A further strength of podcasts lies in their human-centered approach, which enables the sharing of lived experiences and personal stories that often remain untold in traditional global health communication formats. This allows new voices to be heard and new perspectives to contribute to challenging entrenched assumptions. Importantly, in an increasingly polarized world, podcasts allow ample space for acknowledging the complexity pertaining to global health issues, expressing ambiguity and nuance, and exploring the tension that may arise between different belief systems and viewpoints. Adequately resourced podcasts can serve to facilitate respectful and open dialogue among actors (individual or otherwise) who are not beholden to the closed networks that control much of the global health decision space. By presenting a human face for global health work, podcasts make complex issues more relatable and approachable, appealing to a broad spectrum of actors, including the public, who may be deterred by scientific jargon or social media rhetoric. Podcasts that have a certain level of humility are among the most successful in attracting audiences.

While podcasts offer an innovative solution to the challenges posed by knowledge silos, hierarchies and incentive structures in global health, they are not without limitations. Production costs can be substantial, and internet data costs can disadvantage listeners in regions with high data costs. Language barriers may also represent an exclusionary factor, limiting the reach of global health podcasts to primarily English-speaking audiences. Podcasts may perpetuate and elevate the voices of ‘experts’ who already have access to channels of communication and influence, necessitating thoughtful consideration of inclusivity and diversity in planning and guest selection. Ensuring a balanced distribution of voices from academia, practice and activism across continents, therefore, does require a substantial investment of time and the establishment of collaborations that can yield more nuanced and balanced views. As with all communication formats, consumers need to be educated on who the trusted or reputable creators of information are, to minimize the risk of disinformation.

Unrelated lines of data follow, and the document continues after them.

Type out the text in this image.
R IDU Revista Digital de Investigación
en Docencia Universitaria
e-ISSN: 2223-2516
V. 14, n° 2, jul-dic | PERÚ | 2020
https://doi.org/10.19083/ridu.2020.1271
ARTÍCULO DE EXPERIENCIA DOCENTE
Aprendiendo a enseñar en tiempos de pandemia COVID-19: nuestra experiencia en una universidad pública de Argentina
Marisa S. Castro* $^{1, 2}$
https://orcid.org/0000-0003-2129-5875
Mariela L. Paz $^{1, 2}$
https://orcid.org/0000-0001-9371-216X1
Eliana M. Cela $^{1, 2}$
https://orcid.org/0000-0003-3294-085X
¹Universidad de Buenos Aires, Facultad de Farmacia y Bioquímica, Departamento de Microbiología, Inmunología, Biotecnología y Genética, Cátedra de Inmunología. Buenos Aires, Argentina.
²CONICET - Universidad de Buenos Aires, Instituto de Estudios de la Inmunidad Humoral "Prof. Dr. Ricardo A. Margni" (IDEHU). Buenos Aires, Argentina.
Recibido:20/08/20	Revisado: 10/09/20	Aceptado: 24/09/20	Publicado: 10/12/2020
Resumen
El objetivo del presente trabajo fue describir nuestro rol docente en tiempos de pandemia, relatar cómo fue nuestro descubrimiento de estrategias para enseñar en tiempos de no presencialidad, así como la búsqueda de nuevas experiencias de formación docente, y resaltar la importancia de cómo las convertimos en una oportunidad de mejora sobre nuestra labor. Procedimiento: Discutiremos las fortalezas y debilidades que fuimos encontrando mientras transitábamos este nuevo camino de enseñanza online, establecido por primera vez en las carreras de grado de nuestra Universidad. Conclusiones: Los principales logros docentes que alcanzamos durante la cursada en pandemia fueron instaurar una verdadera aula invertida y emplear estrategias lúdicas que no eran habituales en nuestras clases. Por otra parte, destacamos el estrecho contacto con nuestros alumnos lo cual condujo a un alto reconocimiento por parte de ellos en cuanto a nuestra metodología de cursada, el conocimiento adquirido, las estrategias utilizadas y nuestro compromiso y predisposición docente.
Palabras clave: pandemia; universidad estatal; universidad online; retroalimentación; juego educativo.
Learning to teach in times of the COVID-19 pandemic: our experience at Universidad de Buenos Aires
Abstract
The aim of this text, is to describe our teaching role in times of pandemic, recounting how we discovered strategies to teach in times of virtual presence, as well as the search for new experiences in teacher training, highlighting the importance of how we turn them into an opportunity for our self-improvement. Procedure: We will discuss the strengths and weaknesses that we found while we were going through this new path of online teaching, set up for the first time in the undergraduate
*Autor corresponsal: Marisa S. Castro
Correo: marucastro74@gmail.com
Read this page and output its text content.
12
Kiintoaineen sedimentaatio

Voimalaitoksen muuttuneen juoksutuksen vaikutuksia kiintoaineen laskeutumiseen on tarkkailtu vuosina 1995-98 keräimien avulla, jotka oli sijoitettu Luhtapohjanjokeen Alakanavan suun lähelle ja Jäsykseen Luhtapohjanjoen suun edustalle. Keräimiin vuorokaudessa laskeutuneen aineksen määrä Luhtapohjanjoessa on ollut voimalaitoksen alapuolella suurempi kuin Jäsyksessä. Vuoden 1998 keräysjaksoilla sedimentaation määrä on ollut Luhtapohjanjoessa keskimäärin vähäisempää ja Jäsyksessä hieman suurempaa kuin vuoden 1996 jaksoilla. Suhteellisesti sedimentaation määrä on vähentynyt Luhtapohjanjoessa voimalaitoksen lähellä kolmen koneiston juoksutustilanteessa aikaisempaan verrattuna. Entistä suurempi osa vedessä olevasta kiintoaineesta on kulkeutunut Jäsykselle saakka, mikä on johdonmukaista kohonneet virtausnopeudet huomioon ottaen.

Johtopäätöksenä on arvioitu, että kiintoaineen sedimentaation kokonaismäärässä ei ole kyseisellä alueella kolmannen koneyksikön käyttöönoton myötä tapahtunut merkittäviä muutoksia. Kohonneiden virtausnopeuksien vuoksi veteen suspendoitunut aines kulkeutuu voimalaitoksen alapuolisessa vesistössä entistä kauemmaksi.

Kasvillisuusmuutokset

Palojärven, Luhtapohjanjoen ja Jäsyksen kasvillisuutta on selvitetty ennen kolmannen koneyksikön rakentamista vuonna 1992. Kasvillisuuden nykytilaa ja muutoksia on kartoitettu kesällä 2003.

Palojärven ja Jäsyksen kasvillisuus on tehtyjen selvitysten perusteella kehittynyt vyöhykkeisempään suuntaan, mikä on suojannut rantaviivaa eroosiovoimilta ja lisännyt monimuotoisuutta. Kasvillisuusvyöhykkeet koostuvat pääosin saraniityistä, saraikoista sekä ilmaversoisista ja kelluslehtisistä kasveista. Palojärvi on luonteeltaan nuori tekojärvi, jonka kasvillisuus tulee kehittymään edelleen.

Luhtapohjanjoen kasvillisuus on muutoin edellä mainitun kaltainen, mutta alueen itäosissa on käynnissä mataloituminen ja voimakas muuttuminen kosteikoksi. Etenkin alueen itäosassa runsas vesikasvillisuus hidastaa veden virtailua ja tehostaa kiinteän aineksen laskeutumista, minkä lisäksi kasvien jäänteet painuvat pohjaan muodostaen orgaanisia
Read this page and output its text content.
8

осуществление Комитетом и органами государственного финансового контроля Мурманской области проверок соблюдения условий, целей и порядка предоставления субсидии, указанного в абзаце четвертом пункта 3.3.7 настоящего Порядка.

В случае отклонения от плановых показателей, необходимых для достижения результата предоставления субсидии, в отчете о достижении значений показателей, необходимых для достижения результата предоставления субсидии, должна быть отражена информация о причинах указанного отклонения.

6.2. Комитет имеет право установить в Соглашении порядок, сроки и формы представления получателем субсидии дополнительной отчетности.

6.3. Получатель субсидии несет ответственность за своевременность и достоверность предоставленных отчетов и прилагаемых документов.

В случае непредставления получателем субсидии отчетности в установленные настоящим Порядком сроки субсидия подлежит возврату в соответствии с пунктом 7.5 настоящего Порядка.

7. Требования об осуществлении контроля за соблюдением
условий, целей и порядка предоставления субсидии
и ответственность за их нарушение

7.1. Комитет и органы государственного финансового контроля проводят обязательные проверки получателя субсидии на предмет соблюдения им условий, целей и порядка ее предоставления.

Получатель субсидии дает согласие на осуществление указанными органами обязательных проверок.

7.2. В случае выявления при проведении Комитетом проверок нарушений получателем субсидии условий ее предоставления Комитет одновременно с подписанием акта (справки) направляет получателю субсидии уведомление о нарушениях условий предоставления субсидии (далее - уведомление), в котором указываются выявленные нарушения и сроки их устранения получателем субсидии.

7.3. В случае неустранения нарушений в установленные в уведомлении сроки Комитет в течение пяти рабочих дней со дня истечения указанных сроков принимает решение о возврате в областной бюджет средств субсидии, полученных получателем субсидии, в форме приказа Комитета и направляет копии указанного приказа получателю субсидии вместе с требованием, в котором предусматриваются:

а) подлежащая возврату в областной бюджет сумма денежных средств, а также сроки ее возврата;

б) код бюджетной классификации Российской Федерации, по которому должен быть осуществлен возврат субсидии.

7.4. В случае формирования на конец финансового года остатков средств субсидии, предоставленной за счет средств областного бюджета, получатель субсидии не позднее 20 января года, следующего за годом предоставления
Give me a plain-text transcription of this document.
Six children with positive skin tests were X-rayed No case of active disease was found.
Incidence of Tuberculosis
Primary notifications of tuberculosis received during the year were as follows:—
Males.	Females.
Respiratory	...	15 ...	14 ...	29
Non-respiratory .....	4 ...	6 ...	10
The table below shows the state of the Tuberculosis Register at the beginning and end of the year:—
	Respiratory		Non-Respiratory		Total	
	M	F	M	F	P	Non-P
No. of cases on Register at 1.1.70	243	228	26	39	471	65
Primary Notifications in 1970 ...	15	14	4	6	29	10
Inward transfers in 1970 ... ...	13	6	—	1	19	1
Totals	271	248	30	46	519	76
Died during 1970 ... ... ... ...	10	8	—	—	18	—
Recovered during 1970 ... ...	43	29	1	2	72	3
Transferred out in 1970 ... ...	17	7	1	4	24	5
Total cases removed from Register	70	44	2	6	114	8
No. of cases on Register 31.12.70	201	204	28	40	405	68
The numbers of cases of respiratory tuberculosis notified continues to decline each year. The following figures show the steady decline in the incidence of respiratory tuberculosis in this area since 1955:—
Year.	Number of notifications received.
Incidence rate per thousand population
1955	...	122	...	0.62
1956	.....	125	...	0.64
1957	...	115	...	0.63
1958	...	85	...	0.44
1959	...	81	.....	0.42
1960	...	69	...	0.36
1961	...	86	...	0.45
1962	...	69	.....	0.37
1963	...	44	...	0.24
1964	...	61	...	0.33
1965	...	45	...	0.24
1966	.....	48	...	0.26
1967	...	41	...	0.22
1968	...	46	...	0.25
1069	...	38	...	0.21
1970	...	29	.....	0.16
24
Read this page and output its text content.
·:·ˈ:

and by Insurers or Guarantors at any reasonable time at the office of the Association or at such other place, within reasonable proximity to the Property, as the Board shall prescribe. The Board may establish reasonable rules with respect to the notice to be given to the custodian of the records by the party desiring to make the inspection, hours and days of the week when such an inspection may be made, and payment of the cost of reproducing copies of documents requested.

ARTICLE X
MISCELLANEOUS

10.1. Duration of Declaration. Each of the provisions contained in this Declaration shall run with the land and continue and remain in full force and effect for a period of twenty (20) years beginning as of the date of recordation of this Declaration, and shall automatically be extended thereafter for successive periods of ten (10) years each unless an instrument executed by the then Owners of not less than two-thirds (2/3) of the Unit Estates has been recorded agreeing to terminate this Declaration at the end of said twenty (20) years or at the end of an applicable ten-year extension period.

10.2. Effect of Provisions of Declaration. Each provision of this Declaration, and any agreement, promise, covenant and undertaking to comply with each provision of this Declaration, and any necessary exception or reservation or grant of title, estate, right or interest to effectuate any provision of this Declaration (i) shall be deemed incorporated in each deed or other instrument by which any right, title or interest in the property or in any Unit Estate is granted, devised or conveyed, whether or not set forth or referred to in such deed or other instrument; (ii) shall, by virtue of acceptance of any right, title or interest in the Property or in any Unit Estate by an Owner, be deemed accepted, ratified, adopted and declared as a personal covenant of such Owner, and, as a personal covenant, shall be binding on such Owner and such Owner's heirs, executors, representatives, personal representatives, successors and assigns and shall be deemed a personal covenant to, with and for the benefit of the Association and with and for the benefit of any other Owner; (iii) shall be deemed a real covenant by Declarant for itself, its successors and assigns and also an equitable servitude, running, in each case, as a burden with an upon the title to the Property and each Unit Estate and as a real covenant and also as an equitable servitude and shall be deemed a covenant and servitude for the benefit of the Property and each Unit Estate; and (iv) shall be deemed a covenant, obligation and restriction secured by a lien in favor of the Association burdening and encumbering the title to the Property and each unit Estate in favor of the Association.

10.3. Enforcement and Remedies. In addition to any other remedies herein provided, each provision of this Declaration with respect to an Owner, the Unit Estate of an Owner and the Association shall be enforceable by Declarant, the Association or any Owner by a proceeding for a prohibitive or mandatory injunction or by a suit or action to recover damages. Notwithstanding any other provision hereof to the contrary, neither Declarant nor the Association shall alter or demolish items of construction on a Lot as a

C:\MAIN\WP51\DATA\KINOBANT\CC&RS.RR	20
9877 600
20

Despite these limitations, the adoption of podcasts and other novel communication formats that promote inclusive discourse, dialogue and debate offers an important approach to reshaping global health communications and knowledge-sharing systems. Embracing podcasts as a transformative medium could pave the way toward a more equitable distribution of power, democratization of information and, ultimately, a more inclusive and effective global health agenda.